The difference between the two programs is the Sheriff’s would include law enforcement with clinicians, while the police department will only have clinicians initially respond to certain calls.
Orlando City Council gave the green light to a pilot program to send mental health professionals instead of police to certain situations.
“I think that individuals who are struggling are not always met with that compassion, but that stigma and fear,” said Erin Martin, who serves as Vice President of Patient Access for Aspire Health Partners. “Everyone’s looking for solutions.”
That’s why Martin said that the program, proposed by Orlando Police and the city of Orlando, could be transformative.
The goal of the pilot program with Aspire Health Partners is de-escalation of situations.
It rifts off programs elsewhere in the country, like the Cahoots Program in Portland, Oregon.
Los Angeles, New York City, and Albuquerque are also working on their respective programs, though each is a bit different
In Orlando, 911 would dispatch calls to a team of a licensed clinician and case worker instead of officer.

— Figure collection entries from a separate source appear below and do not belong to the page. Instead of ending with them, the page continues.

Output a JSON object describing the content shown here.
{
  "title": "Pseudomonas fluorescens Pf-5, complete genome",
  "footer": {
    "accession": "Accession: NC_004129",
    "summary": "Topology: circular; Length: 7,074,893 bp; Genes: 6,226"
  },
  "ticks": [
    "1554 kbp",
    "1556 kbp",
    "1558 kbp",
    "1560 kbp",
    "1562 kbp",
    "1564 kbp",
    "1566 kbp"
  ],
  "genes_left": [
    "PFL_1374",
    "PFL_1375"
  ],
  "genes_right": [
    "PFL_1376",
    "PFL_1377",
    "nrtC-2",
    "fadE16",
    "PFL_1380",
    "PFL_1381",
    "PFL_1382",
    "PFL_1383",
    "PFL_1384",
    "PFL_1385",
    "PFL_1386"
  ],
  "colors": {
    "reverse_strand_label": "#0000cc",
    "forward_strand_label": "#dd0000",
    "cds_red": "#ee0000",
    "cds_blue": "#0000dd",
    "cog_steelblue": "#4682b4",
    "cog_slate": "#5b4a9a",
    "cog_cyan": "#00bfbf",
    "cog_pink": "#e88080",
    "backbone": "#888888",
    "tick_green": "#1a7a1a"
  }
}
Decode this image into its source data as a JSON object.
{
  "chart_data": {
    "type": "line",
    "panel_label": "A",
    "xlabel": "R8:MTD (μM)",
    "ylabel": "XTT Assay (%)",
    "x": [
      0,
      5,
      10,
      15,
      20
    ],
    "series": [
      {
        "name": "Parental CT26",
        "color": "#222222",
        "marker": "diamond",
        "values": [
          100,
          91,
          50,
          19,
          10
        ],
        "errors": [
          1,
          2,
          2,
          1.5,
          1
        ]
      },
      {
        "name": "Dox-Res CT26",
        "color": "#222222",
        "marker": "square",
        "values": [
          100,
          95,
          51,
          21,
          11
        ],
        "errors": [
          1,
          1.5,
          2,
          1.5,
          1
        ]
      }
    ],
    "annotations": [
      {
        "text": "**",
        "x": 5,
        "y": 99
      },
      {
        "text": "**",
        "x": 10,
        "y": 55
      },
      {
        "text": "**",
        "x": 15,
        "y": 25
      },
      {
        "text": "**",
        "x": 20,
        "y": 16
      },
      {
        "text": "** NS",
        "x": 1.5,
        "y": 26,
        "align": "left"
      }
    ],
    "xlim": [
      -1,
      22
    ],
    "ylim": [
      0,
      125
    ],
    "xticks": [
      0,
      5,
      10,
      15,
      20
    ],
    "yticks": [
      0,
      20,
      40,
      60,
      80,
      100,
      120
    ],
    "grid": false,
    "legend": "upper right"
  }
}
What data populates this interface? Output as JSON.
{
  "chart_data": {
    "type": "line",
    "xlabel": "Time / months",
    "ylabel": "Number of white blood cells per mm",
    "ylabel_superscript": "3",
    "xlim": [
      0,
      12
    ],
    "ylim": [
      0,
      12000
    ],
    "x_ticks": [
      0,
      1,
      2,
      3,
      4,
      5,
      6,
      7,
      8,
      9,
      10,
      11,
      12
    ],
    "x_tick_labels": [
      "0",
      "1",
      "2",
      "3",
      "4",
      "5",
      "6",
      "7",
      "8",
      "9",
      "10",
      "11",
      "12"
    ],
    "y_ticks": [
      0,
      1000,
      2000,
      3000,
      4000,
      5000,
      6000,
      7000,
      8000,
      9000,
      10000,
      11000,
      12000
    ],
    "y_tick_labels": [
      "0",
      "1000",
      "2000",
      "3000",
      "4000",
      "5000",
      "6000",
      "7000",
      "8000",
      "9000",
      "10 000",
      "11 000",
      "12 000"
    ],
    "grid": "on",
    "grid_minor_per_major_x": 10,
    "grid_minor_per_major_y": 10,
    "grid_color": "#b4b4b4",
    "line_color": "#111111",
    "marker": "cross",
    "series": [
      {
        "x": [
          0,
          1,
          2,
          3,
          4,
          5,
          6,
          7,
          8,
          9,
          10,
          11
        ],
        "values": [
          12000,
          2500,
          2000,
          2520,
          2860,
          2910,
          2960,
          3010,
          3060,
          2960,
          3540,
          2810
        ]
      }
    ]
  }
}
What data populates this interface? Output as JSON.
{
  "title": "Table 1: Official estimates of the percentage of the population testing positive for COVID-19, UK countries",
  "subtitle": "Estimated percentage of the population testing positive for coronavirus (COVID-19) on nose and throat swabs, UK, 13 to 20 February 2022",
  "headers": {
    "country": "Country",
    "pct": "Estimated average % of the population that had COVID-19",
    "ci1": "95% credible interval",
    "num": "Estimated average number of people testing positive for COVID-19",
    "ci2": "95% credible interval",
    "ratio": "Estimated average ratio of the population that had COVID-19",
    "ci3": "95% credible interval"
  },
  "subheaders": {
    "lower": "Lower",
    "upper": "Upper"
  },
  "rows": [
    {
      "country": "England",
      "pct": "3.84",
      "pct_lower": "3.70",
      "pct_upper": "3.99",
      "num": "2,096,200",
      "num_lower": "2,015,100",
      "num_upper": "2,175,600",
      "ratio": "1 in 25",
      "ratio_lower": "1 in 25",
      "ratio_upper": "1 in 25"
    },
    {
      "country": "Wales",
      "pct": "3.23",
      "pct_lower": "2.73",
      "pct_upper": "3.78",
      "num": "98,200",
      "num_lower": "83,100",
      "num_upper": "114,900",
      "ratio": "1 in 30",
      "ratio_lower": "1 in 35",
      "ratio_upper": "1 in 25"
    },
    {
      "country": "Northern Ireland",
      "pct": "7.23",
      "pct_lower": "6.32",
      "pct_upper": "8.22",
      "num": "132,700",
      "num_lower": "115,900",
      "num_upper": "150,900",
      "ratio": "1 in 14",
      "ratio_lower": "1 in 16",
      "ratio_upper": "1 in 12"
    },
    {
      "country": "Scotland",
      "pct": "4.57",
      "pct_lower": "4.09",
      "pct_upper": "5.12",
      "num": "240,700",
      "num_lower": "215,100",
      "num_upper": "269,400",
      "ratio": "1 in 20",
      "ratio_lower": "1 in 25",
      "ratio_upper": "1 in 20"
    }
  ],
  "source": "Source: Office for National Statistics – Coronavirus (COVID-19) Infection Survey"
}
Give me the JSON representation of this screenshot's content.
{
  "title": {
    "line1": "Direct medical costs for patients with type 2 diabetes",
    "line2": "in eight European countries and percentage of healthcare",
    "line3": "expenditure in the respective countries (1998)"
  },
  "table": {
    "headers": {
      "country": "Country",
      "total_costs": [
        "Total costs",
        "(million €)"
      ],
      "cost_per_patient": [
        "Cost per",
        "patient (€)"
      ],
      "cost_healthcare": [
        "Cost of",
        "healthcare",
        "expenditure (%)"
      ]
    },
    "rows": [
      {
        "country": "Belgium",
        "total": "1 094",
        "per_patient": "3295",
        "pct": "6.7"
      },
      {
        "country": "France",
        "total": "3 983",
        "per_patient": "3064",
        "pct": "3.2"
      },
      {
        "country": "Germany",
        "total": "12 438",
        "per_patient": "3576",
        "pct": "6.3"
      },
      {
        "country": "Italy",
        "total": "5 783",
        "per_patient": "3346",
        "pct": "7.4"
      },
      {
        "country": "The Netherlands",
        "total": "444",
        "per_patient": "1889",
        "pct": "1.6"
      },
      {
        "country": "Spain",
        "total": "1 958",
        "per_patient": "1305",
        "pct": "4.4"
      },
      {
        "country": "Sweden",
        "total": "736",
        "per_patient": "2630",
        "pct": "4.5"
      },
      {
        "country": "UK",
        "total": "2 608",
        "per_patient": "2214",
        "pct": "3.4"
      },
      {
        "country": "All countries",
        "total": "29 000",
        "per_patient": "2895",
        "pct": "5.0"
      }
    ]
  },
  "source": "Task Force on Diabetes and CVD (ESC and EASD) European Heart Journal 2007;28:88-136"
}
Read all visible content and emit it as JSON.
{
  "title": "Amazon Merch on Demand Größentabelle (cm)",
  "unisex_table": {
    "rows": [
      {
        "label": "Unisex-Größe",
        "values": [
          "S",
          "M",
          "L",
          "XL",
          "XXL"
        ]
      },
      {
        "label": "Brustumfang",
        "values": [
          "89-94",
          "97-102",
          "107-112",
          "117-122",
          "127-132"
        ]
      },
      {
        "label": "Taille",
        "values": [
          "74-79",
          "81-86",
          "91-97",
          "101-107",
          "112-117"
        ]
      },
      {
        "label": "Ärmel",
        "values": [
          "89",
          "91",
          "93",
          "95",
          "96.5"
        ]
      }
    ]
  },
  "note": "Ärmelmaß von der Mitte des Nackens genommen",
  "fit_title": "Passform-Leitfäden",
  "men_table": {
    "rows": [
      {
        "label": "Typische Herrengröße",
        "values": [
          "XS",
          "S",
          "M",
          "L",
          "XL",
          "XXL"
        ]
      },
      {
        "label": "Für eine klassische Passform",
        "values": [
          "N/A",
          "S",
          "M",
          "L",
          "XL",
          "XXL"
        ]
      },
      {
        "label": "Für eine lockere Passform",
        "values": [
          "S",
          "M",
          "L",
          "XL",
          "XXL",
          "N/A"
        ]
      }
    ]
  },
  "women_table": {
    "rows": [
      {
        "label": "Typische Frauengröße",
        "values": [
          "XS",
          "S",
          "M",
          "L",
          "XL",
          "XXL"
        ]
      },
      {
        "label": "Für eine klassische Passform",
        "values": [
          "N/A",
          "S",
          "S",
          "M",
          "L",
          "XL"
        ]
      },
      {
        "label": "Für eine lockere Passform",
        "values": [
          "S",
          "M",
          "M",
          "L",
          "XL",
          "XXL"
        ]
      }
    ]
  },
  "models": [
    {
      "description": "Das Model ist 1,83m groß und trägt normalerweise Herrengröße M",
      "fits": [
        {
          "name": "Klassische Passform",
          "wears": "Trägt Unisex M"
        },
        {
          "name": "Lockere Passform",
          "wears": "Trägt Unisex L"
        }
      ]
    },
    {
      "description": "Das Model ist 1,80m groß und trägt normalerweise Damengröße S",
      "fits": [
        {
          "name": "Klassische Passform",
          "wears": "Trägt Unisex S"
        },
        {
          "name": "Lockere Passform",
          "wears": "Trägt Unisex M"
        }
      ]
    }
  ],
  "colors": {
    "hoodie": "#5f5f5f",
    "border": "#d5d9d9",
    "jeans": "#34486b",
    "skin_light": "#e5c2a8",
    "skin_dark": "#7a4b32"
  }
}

This would only happen in certain situations, though: attempted suicide or mentally-ill, non-violent calls.
The responding team, carrying police radios, would assess the situation and level of crisis.
”I think having somebody that’s trained in mental health, a licensed mental health counselor and case worker, individuals who have had lived experience … is going to make the person in the community we’re responding to more comfortable,” Martin said.
Though sometimes, situations may warrant Baker Acting an individual, which does require law enforcement to respond.
“I think the nation as a whole is asking for less uniformed involvement with our citizens,” said Orlando Police Chief Orlando Rolon. “As a law enforcement officer, I personally at first was troubled by that. But then I realized, this is an opportunity for us to potentially put the experts who can provide the best help, guidance to handle a situation.”
However, the program was met with concern from some City Council members, as they highlighted potential safety concerns for clinicians going into the field to diffuse situations.
“Certainly we want the social worker to be the quarterback and the lead, but I’m not prepared to support a program where we have social workers out there,” said Commissioner Jim Gray, who represents Orlando District 1.
“I have a big concern because in my years of experience, I know that any situation, I mean any situation, can escalate from one second to the other,” added District 2 Commissioner Tony Ortiz, who served as both a Marine and a police officer for more than a decade. “I’m not willing to gamble with this. One life is one life too many.”
In the end, the agenda item was approved. The city will review data from the year-long pilot program and make adjustments.
Aspire said that they hope to have individuals hired and start training by January 1, for a roll out of taking their first calls on February 1.
For Martin, helping those suffering hits close to home.
“I have family members who have experienced challenges with mental illness, so for me, I’m personally vested,” she said, adding that experts have long worked to identify other ways to intervene which minimized harm.
“They’re in fear, concerned for their safety already. When you have someone show up with a uniform and a gun, all those types of things, that just reinforces that fear,” she said. “I’m really proud of our city being on the forefront of addressing those challenges.”
Similarly, the Orange County Sheriff’s office says it is looking to pair mental health clinicians with deputies for certain emergency calls.
The program was briefly discussed by Sheriff John Mina in an Orange County Citizens Safety Task Force meeting which was created to help find different solutions to enforcement and reducing crime.
“We are starting our own behavioral response unit, where we actually pair a deputy with a mental health clinician that will respond to calls with people who are in mental crisis and they’re in training right now to start answering calls here in a couple of weeks,” Mina said.
“There has absolutely been a mental health crisis existing in the national scope for decades,” Marni Stahlman with the ‘Mental Health Association of Central Florida,’ said. Stahlman adds the move is extremely important.
“It certainly has been something that I know as a mental health association here and other organizations that have worked with individuals in mental health crisis, we always want to try to not have it be a criminalized event,” she said. “Having individuals that have significant behavioral experience, I could believe to be potentially lifesaving.”
The Sheriff’s Office says the program will include two deputies and two clinicians. They have been working on the program for over a year.